Goals And Expectations

Turris has been on the ice for 10 goals for and 12 goals against. I’m no mathematician, but I can tell you that’s not a good ratio. The worst part is that Turris’ season is actually in line with its expectation, in some ways. Once again, we’ll lean on Emmanuel Perry for his expected goals model. Using six shot quality metrics, this formula produces an expected value for the number of goals resulting from each player, combination, or team’s on-ice performance. I highly encourage you to read more about it here. This model essentially excludes luck (i.e. poor goaltending), so the values produced are a reliable indicator of how Nashville’s performance is affected by the presence of, in this case, Kyle Turris. With Turris on the ice, over the course of his 23 games, the Predators have 9.66 expected goals for and 11.86 expected goals against. Because of the comprehensive nature of the expected goals approach, it’s safe to say that these numbers will only improve if Turris sustainably changes his play quality

All in All

Primarily due to the value and length of his contract, I’ve been skeptical of Turris since he joined the Predators. However, in the interests of reducing bias, I should mention the things he does well. He’s dynamite on the power play, excels on the rush, and does a good job of getting the puck to the point.

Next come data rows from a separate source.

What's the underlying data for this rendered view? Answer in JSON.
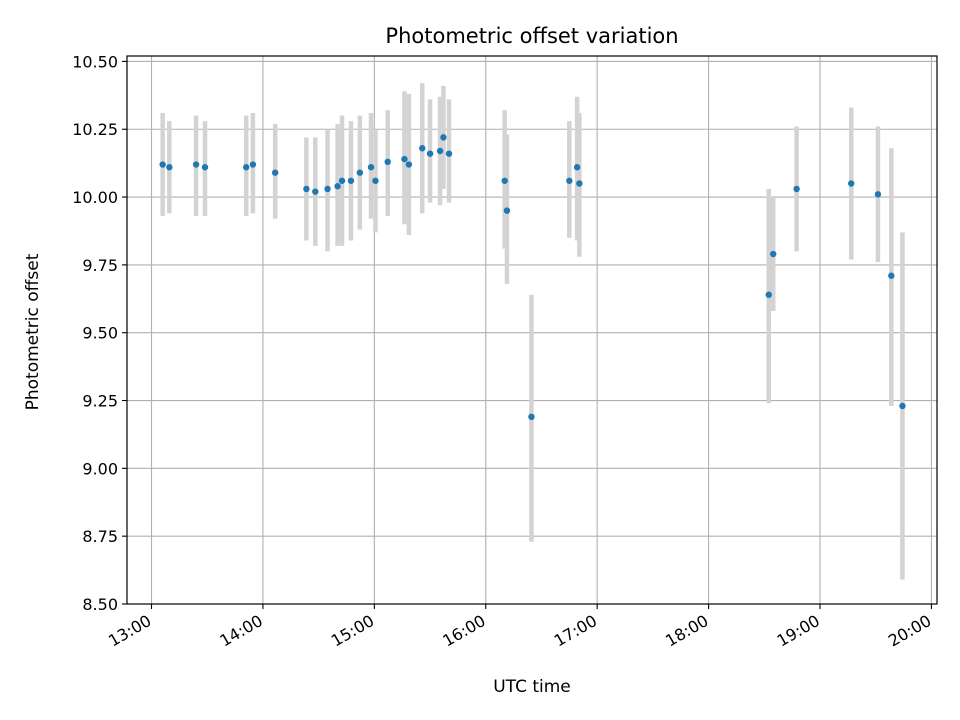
{
  "chart_data": {
    "type": "scatter",
    "title": "Photometric offset variation",
    "xlabel": "UTC time",
    "ylabel": "Photometric offset",
    "x_unit": "UTC hour",
    "xlim": [
      12.78,
      20.05
    ],
    "ylim": [
      8.5,
      10.52
    ],
    "grid": true,
    "x_ticks": [
      {
        "value": 13,
        "label": "13:00"
      },
      {
        "value": 14,
        "label": "14:00"
      },
      {
        "value": 15,
        "label": "15:00"
      },
      {
        "value": 16,
        "label": "16:00"
      },
      {
        "value": 17,
        "label": "17:00"
      },
      {
        "value": 18,
        "label": "18:00"
      },
      {
        "value": 19,
        "label": "19:00"
      },
      {
        "value": 20,
        "label": "20:00"
      }
    ],
    "y_ticks": [
      {
        "value": 8.5,
        "label": "8.50"
      },
      {
        "value": 8.75,
        "label": "8.75"
      },
      {
        "value": 9.0,
        "label": "9.00"
      },
      {
        "value": 9.25,
        "label": "9.25"
      },
      {
        "value": 9.5,
        "label": "9.50"
      },
      {
        "value": 9.75,
        "label": "9.75"
      },
      {
        "value": 10.0,
        "label": "10.00"
      },
      {
        "value": 10.25,
        "label": "10.25"
      },
      {
        "value": 10.5,
        "label": "10.50"
      }
    ],
    "point_color": "#1f77b4",
    "errorbar_color": "#d3d3d3",
    "points": [
      {
        "x": 13.1,
        "y": 10.12,
        "low": 9.93,
        "high": 10.31
      },
      {
        "x": 13.16,
        "y": 10.11,
        "low": 9.94,
        "high": 10.28
      },
      {
        "x": 13.4,
        "y": 10.12,
        "low": 9.93,
        "high": 10.3
      },
      {
        "x": 13.48,
        "y": 10.11,
        "low": 9.93,
        "high": 10.28
      },
      {
        "x": 13.85,
        "y": 10.11,
        "low": 9.93,
        "high": 10.3
      },
      {
        "x": 13.91,
        "y": 10.12,
        "low": 9.94,
        "high": 10.31
      },
      {
        "x": 14.11,
        "y": 10.09,
        "low": 9.92,
        "high": 10.27
      },
      {
        "x": 14.39,
        "y": 10.03,
        "low": 9.84,
        "high": 10.22
      },
      {
        "x": 14.47,
        "y": 10.02,
        "low": 9.82,
        "high": 10.22
      },
      {
        "x": 14.58,
        "y": 10.03,
        "low": 9.8,
        "high": 10.25
      },
      {
        "x": 14.67,
        "y": 10.04,
        "low": 9.82,
        "high": 10.27
      },
      {
        "x": 14.71,
        "y": 10.06,
        "low": 9.82,
        "high": 10.3
      },
      {
        "x": 14.79,
        "y": 10.06,
        "low": 9.84,
        "high": 10.28
      },
      {
        "x": 14.87,
        "y": 10.09,
        "low": 9.88,
        "high": 10.3
      },
      {
        "x": 14.97,
        "y": 10.11,
        "low": 9.92,
        "high": 10.31
      },
      {
        "x": 15.01,
        "y": 10.06,
        "low": 9.87,
        "high": 10.25
      },
      {
        "x": 15.12,
        "y": 10.13,
        "low": 9.93,
        "high": 10.32
      },
      {
        "x": 15.27,
        "y": 10.14,
        "low": 9.9,
        "high": 10.39
      },
      {
        "x": 15.31,
        "y": 10.12,
        "low": 9.86,
        "high": 10.38
      },
      {
        "x": 15.43,
        "y": 10.18,
        "low": 9.94,
        "high": 10.42
      },
      {
        "x": 15.5,
        "y": 10.16,
        "low": 9.98,
        "high": 10.36
      },
      {
        "x": 15.59,
        "y": 10.17,
        "low": 9.97,
        "high": 10.37
      },
      {
        "x": 15.62,
        "y": 10.22,
        "low": 10.03,
        "high": 10.41
      },
      {
        "x": 15.67,
        "y": 10.16,
        "low": 9.98,
        "high": 10.36
      },
      {
        "x": 16.17,
        "y": 10.06,
        "low": 9.81,
        "high": 10.32
      },
      {
        "x": 16.19,
        "y": 9.95,
        "low": 9.68,
        "high": 10.23
      },
      {
        "x": 16.41,
        "y": 9.19,
        "low": 8.73,
        "high": 9.64
      },
      {
        "x": 16.75,
        "y": 10.06,
        "low": 9.85,
        "high": 10.28
      },
      {
        "x": 16.82,
        "y": 10.11,
        "low": 9.84,
        "high": 10.37
      },
      {
        "x": 16.84,
        "y": 10.05,
        "low": 9.78,
        "high": 10.31
      },
      {
        "x": 18.54,
        "y": 9.64,
        "low": 9.24,
        "high": 10.03
      },
      {
        "x": 18.58,
        "y": 9.79,
        "low": 9.58,
        "high": 10.0
      },
      {
        "x": 18.79,
        "y": 10.03,
        "low": 9.8,
        "high": 10.26
      },
      {
        "x": 19.28,
        "y": 10.05,
        "low": 9.77,
        "high": 10.33
      },
      {
        "x": 19.52,
        "y": 10.01,
        "low": 9.76,
        "high": 10.26
      },
      {
        "x": 19.64,
        "y": 9.71,
        "low": 9.23,
        "high": 10.18
      },
      {
        "x": 19.74,
        "y": 9.23,
        "low": 8.59,
        "high": 9.87
      }
    ]
  }
}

While the point isn’t usually an ideal passing destination, when you’ve spent your career with either Erik Karlsson or Nashville’s defensive top four, it’s an understandable strategy. Sure, the Predators don’t produce much offense when Turris is on the ice, but they don’t allow much either. Check out the chart below, created by Sean Tierney (@ChartingHockey), to illustrate the rate at which the Predators and rest of the league generate and surrender shot attempts. Unfortunately for us viewers, the Predators would be considered a “dull” team. Nashville seems to be more interested in preventing goals than scoring them. This is strange, considering that they have one of the more gifted offensive groups in the West (if you’ll forgive the tangent, I think the Predators should feel more confident in “opening up” their play and try to generate better shots more often). Relative to his career, Kyle Turris has been underperforming. This is good news because it means we might expect him to improve over the course of the year. Unfortunately, though, his production has been in line with his on-ice quality. The five-on-five points won’t start flowing until he makes real changes to his style of play. My hope is that he takes all the time he needs to recover from his injury so that he can come back and be a positive contributor at five on five. If last year is any indication, Turris will go as far as Fiala and Smith take him. Fiala is truly elite in transitioning from the defensive to the offensive zone with possession, and Smith loves shooting the puck more than Michael Wade loves Ryan Johansen. With Fiala steadily improving his game and Smith remaining consistent, I think the trio could still come to dominate as they did last season. If Turris can return energized and improved, he could be exactly what the Predators need to remain atop the Central Division. Unfortunately, that’s a very big “if” indeed.